Case 496. (Brown, January, 1916.)
Capt. William Brown, in the discussion at the Section of Psychiatry of the Royal Society of Medicine, January 25, 1916, speaks of a method of treatment which he calls autognosis—a method of giving the patient self-knowledge, by revealing to the patient through his own confessions the cause of mental change leading to his symptoms. One of Brown’s examples is that of a sergeant in the firing-line during the retreat from Mons. He was admitted to Maghull with the delusion that people thought he had given the signal for the retreat from Mons on a silver whistle, a shooting prize of his. German officers used silver whistles that made a note like his own. In fact, he had other like delusions, such as that people thought him responsible for an Edinburgh railroad accident in connection with his troop-train. A German spy might have heard this.
In the process of procuring autognosis, Capt. Brown found that at the age of 12 this man had been falsely accused of stealing pork pies from a shop, and had been brought before a magistrate. In point of fact, he proved an alibi, but he was greatly worried by the charge. According to Capt. Brown, this incident of the insistence of the false accusation was the beginning of his tendency to delusions. In two months’ time there was a remarkable improvement.
Re psychoanalysis, autognosis and various modifications, Forsyth remarks that when the acute stage is passed, the Shell-shock case becomes an everyday neurosis in which war experiences are merely the latest phases in the patient’s life, and that psychoanalysis may then become necessary. Eder regards the “mechanisms” of what he terms “war shock” as the Freudian mechanisms of hysteria, and has commended psychoanalysis for a few cases, preferring hypnotism for acute cases. Adrian and Yealland decry psychoanalysis on the score of time limitations.
Deafmutism in three men shell-shocked at one time.
Cases 497, 498, 499. (Roussy, April, 1915.)
There were three Zouaves in a first-line trench north of Arras, January 14, 1915, who were blown up by a bomb thrown from the enemy trench some hundreds of meters away, by a mortar, a crapouillaud. This projectile burst with a great noise, louder than that of a bomb, and made a very strong windage.
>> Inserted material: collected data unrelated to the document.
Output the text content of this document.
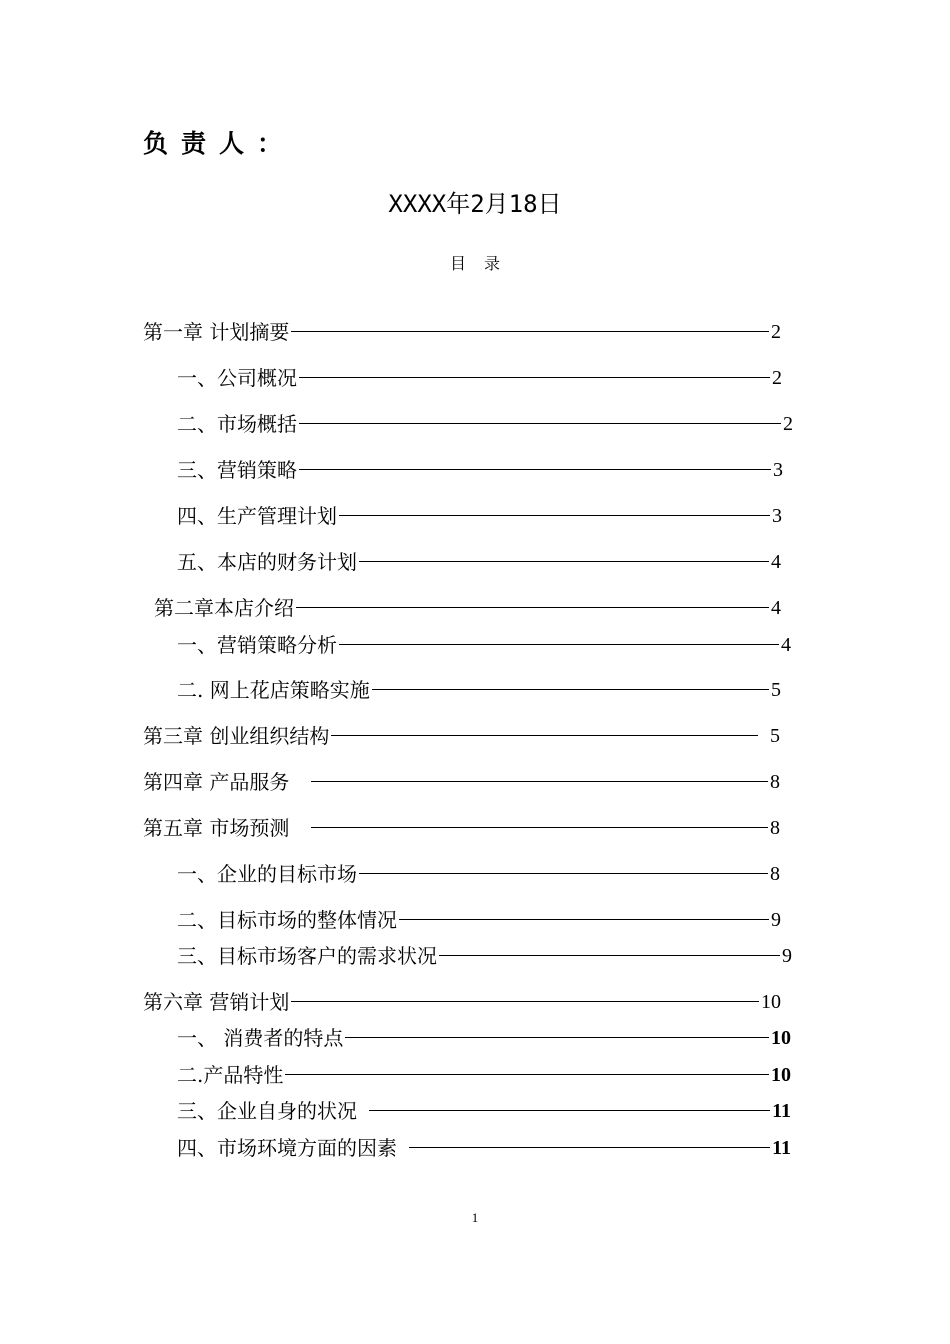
负责人：
XXXX年2月18日
目录
第一章 计划摘要	2
一、公司概况	2
二、市场概括	2
三、营销策略	3
四、生产管理计划	3
五、本店的财务计划	4
第二章本店介绍	4
一、营销策略分析	4
二. 网上花店策略实施	5
第三章 创业组织结构	5
第四章 产品服务	8
第五章 市场预测	8
一、企业的目标市场	8
二、目标市场的整体情况	9
三、目标市场客户的需求状况	9
第六章 营销计划	10
一、 消费者的特点	10
二.产品特性	10
三、企业自身的状况	11
四、市场环境方面的因素	11
1
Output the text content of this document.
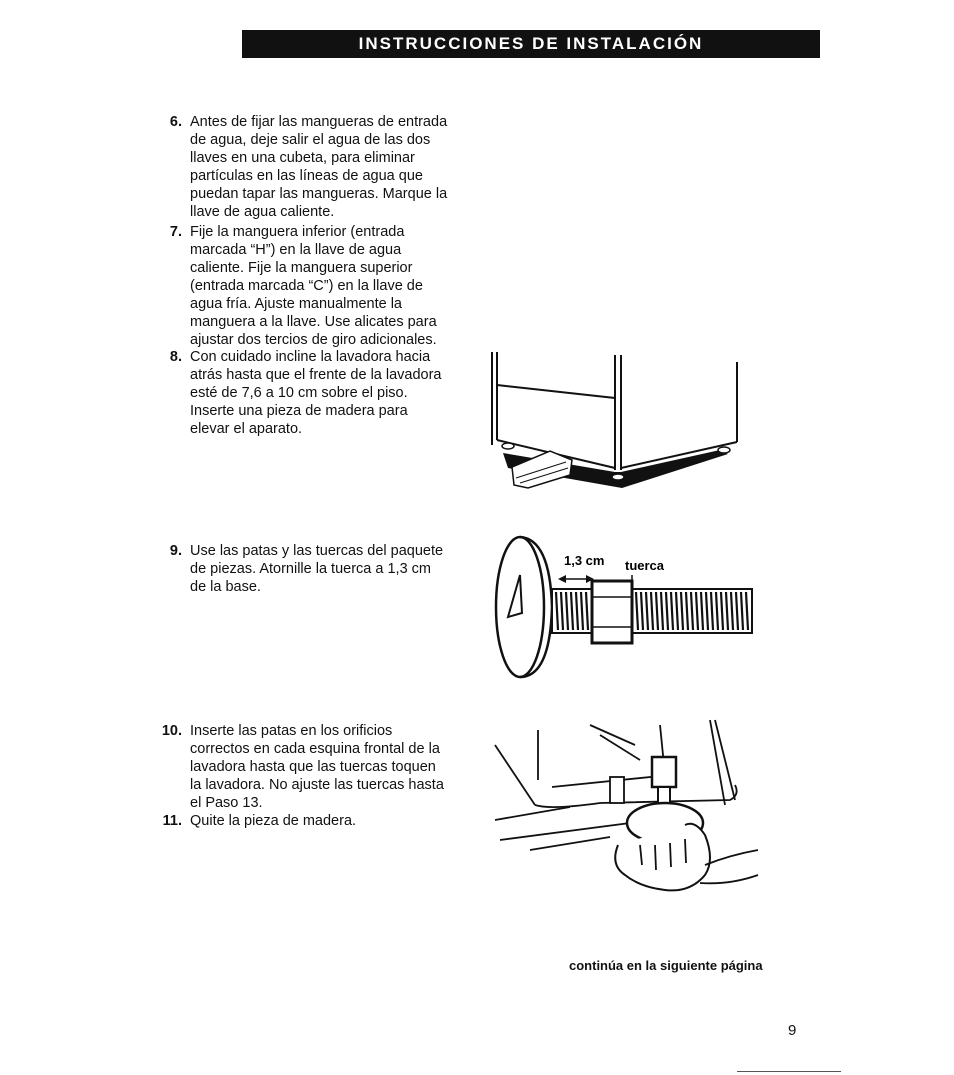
INSTRUCCIONES DE INSTALACIÓN
6. Antes de fijar las mangueras de entrada
de agua, deje salir el agua de las dos
llaves en una cubeta, para eliminar
partículas en las líneas de agua que
puedan tapar las mangueras. Marque la
llave de agua caliente.
7. Fije la manguera inferior (entrada
marcada “H”) en la llave de agua
caliente. Fije la manguera superior
(entrada marcada “C”) en la llave de
agua fría. Ajuste manualmente la
manguera a la llave. Use alicates para
ajustar dos tercios de giro adicionales.
8. Con cuidado incline la lavadora hacia
atrás hasta que el frente de la lavadora
esté de 7,6 a 10 cm sobre el piso.
Inserte una pieza de madera para
elevar el aparato.
9. Use las patas y las tuercas del paquete
de piezas. Atornille la tuerca a 1,3 cm
de la base.
10. Inserte las patas en los orificios
correctos en cada esquina frontal de la
lavadora hasta que las tuercas toquen
la lavadora. No ajuste las tuercas hasta
el Paso 13.
11. Quite la pieza de madera.
1,3 cm tuerca
continúa en la siguiente página
9
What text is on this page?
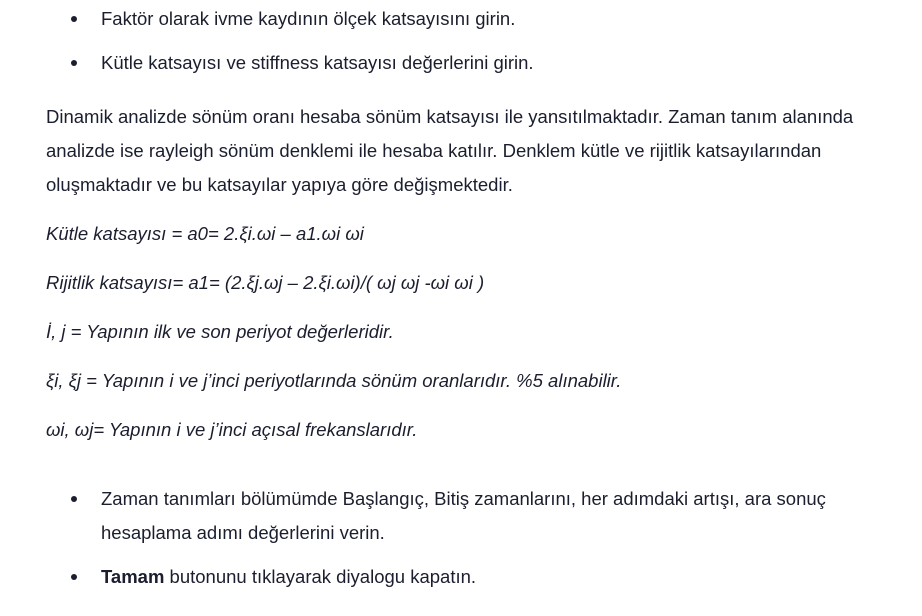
Faktör olarak ivme kaydının ölçek katsayısını girin.
Kütle katsayısı ve stiffness katsayısı değerlerini girin.

Dinamik analizde sönüm oranı hesaba sönüm katsayısı ile yansıtılmaktadır. Zaman tanım alanında analizde ise rayleigh sönüm denklemi ile hesaba katılır. Denklem kütle ve rijitlik katsayılarından oluşmaktadır ve bu katsayılar yapıya göre değişmektedir.

Kütle katsayısı = a0= 2.ξi.ωi – a1.ωi ωi

Rijitlik katsayısı= a1= (2.ξj.ωj – 2.ξi.ωi)/( ωj ωj -ωi ωi )

İ, j = Yapının ilk ve son periyot değerleridir.

ξi, ξj = Yapının i ve j’inci periyotlarında sönüm oranlarıdır. %5 alınabilir.

ωi, ωj= Yapının i ve j’inci açısal frekanslarıdır.

Zaman tanımları bölümümde Başlangıç, Bitiş zamanlarını, her adımdaki artışı, ara sonuç hesaplama adımı değerlerini verin.
Tamam butonunu tıklayarak diyalogu kapatın.
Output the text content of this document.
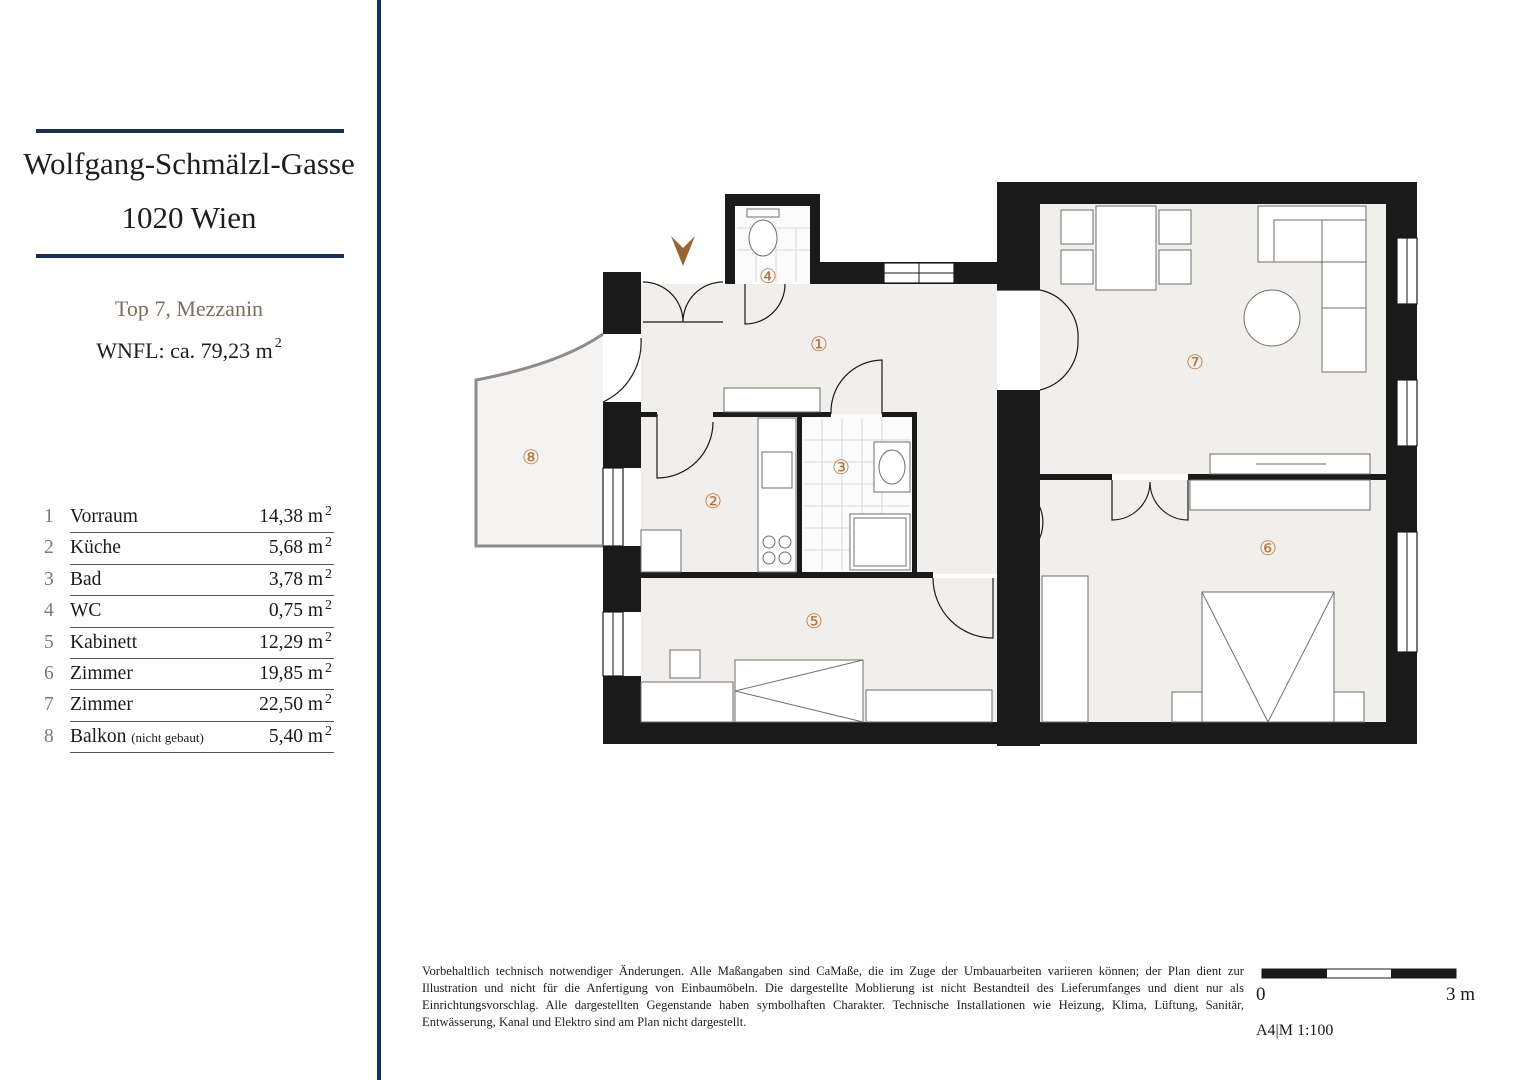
Wolfgang-Schmälzl-Gasse
1020 Wien
Top 7, Mezzanin
WNFL: ca. 79,23 m $^2$
1 Vorraum	14,38 m $^2$
2 Küche	5,68 m $^2$
3 Bad	3,78 m $^2$
4 WC	0,75 m $^2$
5 Kabinett	12,29 m $^2$
6 Zimmer	19,85 m $^2$
7 Zimmer	22,50 m $^2$
8 Balkon (nicht gebaut)	5,40 m $^2$
①
②
③
④
⑤
⑥
⑦
⑧
Vorbehaltlich technisch notwendiger Änderungen. Alle Maßangaben sind CaMaße, die im Zuge der Umbauarbeiten variieren können; der Plan dient zur Illustration und nicht für die Anfertigung von Einbaumöbeln. Die dargestellte Moblierung ist nicht Bestandteil des Lieferumfanges und dient nur als Einrichtungsvorschlag. Alle dargestellten Gegenstande haben symbolhaften Charakter. Technische Installationen wie Heizung, Klima, Lüftung, Sanitär, Entwässerung, Kanal und Elektro sind am Plan nicht dargestellt.
0	3 m
A4|M 1:100
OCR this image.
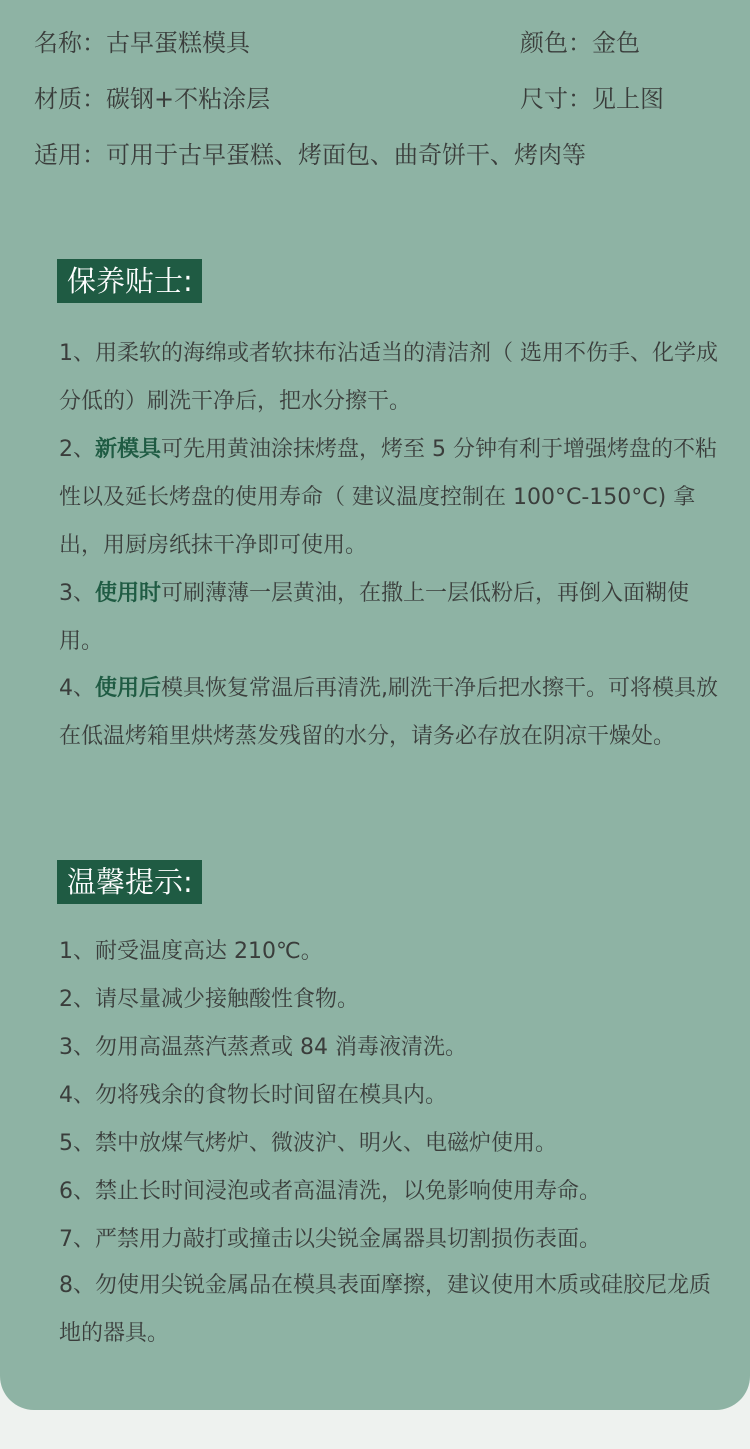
名称：古早蛋糕模具	颜色：金色
材质：碳钢+不粘涂层	尺寸：见上图
适用：可用于古早蛋糕、烤面包、曲奇饼干、烤肉等
保养贴士:
1、用柔软的海绵或者软抹布沾适当的清洁剂（ 选用不伤手、化学成分低的）刷洗干净后，把水分擦干。
2、新模具可先用黄油涂抹烤盘，烤至 5 分钟有利于增强烤盘的不粘性以及延长烤盘的使用寿命（ 建议温度控制在 100°C-150°C) 拿出，用厨房纸抹干净即可使用。
3、使用时可刷薄薄一层黄油，在撒上一层低粉后，再倒入面糊使用。
4、使用后模具恢复常温后再清洗,刷洗干净后把水擦干。可将模具放在低温烤箱里烘烤蒸发残留的水分，请务必存放在阴凉干燥处。
温馨提示:
1、耐受温度高达 210℃。
2、请尽量减少接触酸性食物。
3、勿用高温蒸汽蒸煮或 84 消毒液清洗。
4、勿将残余的食物长时间留在模具内。
5、禁中放煤气烤炉、微波沪、明火、电磁炉使用。
6、禁止长时间浸泡或者高温清洗，以免影响使用寿命。
7、严禁用力敲打或撞击以尖锐金属器具切割损伤表面。
8、勿使用尖锐金属品在模具表面摩擦，建议使用木质或硅胶尼龙质地的器具。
A dozen men were blown under the trench wall, just after entering the trench; two were killed; and the others, most of whom had been buried to the neck, were pulled out and carried, trembling, to the nearest relief post. Two of the three Zouaves were bleeding at nose and ears, and all three were absolutely deaf and mute. Evacuated to an ambulance, and thence to Paris, they arrived at Val-de-Grâce, January 17, that is to say, three days after the shell burst. They communicated with the attendants by signs; one got hold of paper and wrote several hours in the day rapid notes about the accident. However, hysteria or pure simulation was suspected in these three Zouaves, and they were placed in small separate rooms. They were informed through the physician’s remarks to his staff that these were cases of nothing but simple nervous shock such as we had often observed, and the claim was made that they would be completely well either on the morrow or the day after.